Produk kosmetik yang pertama dibuat adalah pembersih dan penyegar.
Setelah itu, menyusul produk pelembab. Proses produksinya belum memakai
mesin alias manual. Indro – wafat awal 2011 – dibantu lima anak buah
yang bekerja dengan peralatan seadanya, yang penting higienis. “Papa
mengulek dan meracik sendiri resep agar sesuai dengan kulit orang
Indonesia,” Anthonius yang lulusan University of Wollongong Australia
ini menceritakan kiprah ayahnya. Untuk itu, ayahnya rajin membaca
literatur tentang kosmetik dan sering mengikuti seminar dan kongres
tentang kulit. Pada tahap awal, produksinya tidak banyak. Sebulan
kira-kira memproduksi 1 boks (50 botol).
Dalam memasarkan produknya, sejak awal Indro sudah menggunakan merek La
Tulipe. Tulip adalah nama bunga dari Belanda, sebagai penanda kecantikan
wanita negeri itu. Sementara kata “La” berasal dari bahasa Prancis yang
artinya sama dengan “the” dalam bahasa Inggris. “Pakai bahasa Prancis,
karena Prancis merupakan barometer kecantikan dunia,” Anthonius, yang
biasa dipanggil Thoni, menjelaskan sejarah merek perusahaan keluarganya.
Cara komunikasi pemasaran saat itu masih sederhana. Di sela-selah
praktik dokter di rumah — Jl. Raya Gubeng 61, Surabaya — Indro
memperkenalkan produknya ke calon pelanggan yang datang. Rupanya, cara
promosi dari mulut ke mulut itu cukup manjur. Terbukti, tak sedikit kaum
Hawa yang mengonsultasikan masalah kulit wajah kepadanya. Tidak hanya
itu, kebanyakan dari mereka ternyata juga cocok dengan produk hasil
racikannya. Tak mengherankan, pelanggan makin banyak, juga jumlah
produksinya. Karyawan bertambah menjadi 10-an orang pada 1982-an. Bahkan
pada 1985, berhasil memindah tempat produksi ke lahan yang lebih layak
di daerah Prapen (Surabaya). Meski demikian, status tanahnya belum hak
milik, masih sewa.
Russy Nikawati, karyawan yang bekerja di PT Rembaka sejak 1985,
menjelaskan, meski pindah ke Prapen, lokasinya tetap masih kecil.
Produksi menempati rumah tipe 120 dengan 10-an karyawan. Di Prapen,
awalnya belum memproduksi menggunakan mesin. “Kami akrab semua di sana.
Kalau ada bahan baku timun datang, ya kami makan sebagian ha-ha-ha….

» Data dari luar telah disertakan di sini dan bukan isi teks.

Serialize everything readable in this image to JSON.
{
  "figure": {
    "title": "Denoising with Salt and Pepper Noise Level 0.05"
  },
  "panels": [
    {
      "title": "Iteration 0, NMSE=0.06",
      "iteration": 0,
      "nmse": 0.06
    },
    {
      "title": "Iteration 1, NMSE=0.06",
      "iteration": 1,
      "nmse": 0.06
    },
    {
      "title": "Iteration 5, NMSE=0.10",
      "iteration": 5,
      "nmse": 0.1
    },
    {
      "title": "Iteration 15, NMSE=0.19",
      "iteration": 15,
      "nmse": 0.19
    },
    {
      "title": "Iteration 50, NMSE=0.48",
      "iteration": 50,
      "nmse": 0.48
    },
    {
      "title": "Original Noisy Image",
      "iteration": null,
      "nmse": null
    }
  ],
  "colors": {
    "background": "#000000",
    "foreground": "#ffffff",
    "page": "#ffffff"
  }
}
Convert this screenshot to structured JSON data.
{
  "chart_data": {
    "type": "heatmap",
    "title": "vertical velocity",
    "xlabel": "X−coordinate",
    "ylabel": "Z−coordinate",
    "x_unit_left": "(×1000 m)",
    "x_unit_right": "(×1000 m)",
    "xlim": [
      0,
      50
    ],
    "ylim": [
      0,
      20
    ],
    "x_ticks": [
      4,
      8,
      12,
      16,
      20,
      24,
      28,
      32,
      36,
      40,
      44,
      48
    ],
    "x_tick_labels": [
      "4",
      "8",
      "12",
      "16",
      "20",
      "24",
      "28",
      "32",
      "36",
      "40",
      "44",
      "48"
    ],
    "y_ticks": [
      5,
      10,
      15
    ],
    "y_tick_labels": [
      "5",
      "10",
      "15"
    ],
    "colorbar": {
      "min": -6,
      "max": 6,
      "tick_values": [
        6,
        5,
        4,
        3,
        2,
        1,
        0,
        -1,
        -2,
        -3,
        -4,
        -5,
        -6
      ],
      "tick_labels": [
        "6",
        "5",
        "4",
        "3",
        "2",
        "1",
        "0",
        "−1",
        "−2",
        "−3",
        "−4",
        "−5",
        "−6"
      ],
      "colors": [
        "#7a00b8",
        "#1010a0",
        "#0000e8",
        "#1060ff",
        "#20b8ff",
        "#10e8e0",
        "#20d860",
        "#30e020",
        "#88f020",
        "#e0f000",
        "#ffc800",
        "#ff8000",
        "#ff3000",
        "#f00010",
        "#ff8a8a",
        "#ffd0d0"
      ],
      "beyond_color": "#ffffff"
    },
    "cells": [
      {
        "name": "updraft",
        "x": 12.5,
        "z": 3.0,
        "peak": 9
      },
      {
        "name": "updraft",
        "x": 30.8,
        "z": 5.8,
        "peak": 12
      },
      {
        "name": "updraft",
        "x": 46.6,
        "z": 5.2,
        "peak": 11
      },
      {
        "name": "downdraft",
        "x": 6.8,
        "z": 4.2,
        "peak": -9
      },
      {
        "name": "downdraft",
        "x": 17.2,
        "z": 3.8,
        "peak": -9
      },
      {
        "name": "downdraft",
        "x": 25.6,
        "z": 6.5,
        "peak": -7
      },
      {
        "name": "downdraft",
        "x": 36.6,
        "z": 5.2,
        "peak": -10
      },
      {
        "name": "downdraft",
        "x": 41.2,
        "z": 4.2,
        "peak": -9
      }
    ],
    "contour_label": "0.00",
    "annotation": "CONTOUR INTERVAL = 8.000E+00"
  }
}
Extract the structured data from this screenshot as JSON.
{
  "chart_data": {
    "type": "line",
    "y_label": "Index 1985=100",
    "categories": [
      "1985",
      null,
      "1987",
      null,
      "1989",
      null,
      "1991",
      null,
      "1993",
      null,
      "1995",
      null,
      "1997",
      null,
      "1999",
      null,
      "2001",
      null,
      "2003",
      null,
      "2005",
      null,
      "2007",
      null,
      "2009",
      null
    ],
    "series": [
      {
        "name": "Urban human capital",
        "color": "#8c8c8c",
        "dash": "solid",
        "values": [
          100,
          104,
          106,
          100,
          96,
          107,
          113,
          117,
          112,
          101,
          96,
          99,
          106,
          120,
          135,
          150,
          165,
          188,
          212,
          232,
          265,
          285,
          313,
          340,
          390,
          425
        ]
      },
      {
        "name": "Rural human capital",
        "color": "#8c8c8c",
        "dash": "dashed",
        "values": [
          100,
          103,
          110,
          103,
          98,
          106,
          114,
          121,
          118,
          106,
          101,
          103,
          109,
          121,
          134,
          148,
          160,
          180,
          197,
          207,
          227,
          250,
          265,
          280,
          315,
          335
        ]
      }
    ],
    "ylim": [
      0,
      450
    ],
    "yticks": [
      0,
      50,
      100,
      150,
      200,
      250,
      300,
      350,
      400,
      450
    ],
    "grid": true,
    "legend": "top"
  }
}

Begitu pula kalau ada tomat atau bengkuang. Kami sering rujakan
bersama-sama,” Russy menceritakan suasana sederhana di awal perintisan
bisnis. Untuk pemasaran, waktu itu mengandalkan toko di Pasar Atom
Surabaya dan dua tenaga beautycian yang melakukan demo promosi.
Setelah beberapa tahun melakukan produksi di Prapen, Indro akhirnya bisa
membeli mesin sendiri walau bukan mesin baru. “Kami beli mesin kosmetik
second dari Taiwan dan Jerman, dari salah seorang pengusaha di
Surabaya,” kata Thoni. Dari situ produksi juga mulai bisa ditingkatkan
untuk memenuhi permintaan. Rata-rata per bulan bisa memproduksi sebanyak
1 mobil boks. Selain itu, juga menambah 1-2 varian produk baru, yakni
skin care, produk tata rias panggung, tata rias wajah dan tata rias
fantasi.
Cara promosi juga mulai ditingkatkan dengan merambah program yang belum
dilakukan. Antara lain, mengikuti lomba tata rias, baik taraf nasional
maupun internasional. “Kami pernah meraih gelar sebagai Juara Umum Lomba
Tata Rias Tingkat Nasional 1987 dan Juara Tingkat ASEAN 1987,” ujar
Thoni. Promosi juga dilakukan dengan demo produk di instansi pemerintah,
ibu-ibu Dharma Wanita dan Bhayangkari, serta organisasi Pembinaan
Kesejahteraan Keluarga (PKK). Cakupan pasarnya masih mayoritas di
Surabaya dan sekitarnya.
Yang membuat segenap pengelola optimistis usahanya bisa berkembang,
mereka melihat respons pasar cukup baik. “Terus terang kami sendiri
tidak tahu apa penyebab produk buatan Papa kok begitu diserap pasar.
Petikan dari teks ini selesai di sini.